Quand les sanctions contre Téhéran bloquent des vaches en Normandie...

Quand les sanctions contre Téhéran bloquent des vaches en Normandie...

Un millier de bovins devaient s'envoler pour l'Iran, mais restent finalement bloqués en France, après la décision de Donald Trump de relancer les sanctions économiques américaines contre Téhéran...

Quand les sanctions contre Téhéran bloquent des vaches en Normandie...

(Boursier.com) — Les sanctions américaines contre Téhéran se font sentir... jusqu'en Normandie ! Un millier de vaches charolaises de la région, qui devaient s'envoler pour l'Iran dans le cadre d'un contrat pour développer l'élevage bovin dans ce pays, vont finalement rester en France.

Le président Donald Trump a prévenu ses alliés qu'ils ne pourraient plus commercer avec les Etats-Unis s'ils continuaient à le faire avec l'Iran... Cette décision, entrée en vigueur mardi, a déjà entraîné le retrait préventif de plusieurs grandes entreprises françaises, comme le transporteur maritime CMA-CGM.

Le constructeur automobile PSA a annoncé avoir commencé la suspension des activités de ses coentreprises sur place et les raffineurs européens, dont Total, se préparent à arrêter leurs achats de pétrole à l'Iran...

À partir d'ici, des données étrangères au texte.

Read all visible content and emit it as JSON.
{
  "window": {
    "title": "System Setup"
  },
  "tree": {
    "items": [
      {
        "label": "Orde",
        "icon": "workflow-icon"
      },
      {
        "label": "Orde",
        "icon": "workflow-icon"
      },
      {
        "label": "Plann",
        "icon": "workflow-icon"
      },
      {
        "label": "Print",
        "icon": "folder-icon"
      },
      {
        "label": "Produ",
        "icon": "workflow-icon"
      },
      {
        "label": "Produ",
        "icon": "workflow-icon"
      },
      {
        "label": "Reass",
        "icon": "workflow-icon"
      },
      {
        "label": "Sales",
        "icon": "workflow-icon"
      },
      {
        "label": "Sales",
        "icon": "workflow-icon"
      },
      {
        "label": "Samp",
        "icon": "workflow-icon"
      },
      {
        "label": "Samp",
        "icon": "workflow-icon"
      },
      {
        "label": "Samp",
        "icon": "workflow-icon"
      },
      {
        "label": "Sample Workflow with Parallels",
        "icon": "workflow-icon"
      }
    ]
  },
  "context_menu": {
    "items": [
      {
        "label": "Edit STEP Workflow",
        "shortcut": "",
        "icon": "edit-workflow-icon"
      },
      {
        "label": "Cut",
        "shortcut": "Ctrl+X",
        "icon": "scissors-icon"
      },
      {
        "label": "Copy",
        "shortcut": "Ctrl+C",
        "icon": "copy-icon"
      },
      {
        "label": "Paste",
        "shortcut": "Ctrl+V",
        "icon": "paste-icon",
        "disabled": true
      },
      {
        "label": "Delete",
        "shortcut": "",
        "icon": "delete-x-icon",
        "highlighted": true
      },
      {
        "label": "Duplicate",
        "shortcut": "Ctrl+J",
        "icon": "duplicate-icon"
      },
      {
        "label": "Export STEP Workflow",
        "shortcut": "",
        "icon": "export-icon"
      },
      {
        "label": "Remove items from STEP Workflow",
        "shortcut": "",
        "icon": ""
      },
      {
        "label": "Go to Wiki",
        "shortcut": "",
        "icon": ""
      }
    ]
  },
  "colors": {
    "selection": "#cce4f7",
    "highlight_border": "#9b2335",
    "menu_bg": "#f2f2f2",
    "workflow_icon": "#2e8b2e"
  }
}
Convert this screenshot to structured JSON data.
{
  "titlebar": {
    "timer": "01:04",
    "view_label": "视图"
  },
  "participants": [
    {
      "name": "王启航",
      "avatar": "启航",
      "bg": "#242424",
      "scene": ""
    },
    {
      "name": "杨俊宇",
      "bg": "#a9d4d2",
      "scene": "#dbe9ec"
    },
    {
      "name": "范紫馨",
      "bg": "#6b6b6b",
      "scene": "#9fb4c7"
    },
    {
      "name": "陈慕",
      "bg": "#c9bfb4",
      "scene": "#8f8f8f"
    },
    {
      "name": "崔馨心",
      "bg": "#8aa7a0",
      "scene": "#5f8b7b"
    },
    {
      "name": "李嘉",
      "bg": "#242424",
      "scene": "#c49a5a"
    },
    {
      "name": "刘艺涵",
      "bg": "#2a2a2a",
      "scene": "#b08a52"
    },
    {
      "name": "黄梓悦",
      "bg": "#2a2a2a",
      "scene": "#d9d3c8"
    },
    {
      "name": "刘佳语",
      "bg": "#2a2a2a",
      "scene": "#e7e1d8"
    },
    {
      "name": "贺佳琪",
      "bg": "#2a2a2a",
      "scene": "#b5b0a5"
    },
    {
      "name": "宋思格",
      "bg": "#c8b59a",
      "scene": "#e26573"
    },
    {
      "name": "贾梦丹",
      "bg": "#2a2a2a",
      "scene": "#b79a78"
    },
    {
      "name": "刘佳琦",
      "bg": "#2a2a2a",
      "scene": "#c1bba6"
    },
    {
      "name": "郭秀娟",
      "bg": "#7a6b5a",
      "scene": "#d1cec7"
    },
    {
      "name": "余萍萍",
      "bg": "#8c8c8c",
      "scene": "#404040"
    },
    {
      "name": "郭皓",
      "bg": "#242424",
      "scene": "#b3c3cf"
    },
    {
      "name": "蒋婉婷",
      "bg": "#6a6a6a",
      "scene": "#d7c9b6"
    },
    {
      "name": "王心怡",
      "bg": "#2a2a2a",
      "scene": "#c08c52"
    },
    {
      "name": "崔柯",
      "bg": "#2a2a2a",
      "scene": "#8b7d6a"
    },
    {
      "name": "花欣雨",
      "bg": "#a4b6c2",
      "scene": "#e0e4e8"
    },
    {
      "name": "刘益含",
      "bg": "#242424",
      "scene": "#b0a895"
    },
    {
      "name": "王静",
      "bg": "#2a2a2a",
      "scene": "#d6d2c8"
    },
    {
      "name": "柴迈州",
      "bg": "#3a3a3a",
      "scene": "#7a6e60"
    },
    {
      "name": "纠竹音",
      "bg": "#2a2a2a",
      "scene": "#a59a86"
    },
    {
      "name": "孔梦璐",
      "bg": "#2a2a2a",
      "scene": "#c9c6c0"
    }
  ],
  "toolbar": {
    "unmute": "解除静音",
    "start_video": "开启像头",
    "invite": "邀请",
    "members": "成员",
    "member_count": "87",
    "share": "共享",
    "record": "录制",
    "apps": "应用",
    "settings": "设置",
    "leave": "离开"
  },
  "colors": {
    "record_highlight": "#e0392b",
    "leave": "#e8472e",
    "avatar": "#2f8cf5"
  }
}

Absence de système de protection français

A une bien plus petite échelle, un accord conclu en août 2016 entre un exportateur français et le groupe iranien Seamorgh, premier producteur d'oeufs frais du pays, en vue d'envoyer à terme quelque 20.000 vaches charolaises de Normandie vers Téhéran, voit ses livraisons suspendues.

Pour la sénatrice UDI de l'Orne, Nathalie Goulet, l'une des instigatrices du projet, le blocage de ce contrat de “plusieurs millions d'euros” est la preuve concrète de l'absence de système de protection français ou européen face à l'”extraterritorialité américaine”.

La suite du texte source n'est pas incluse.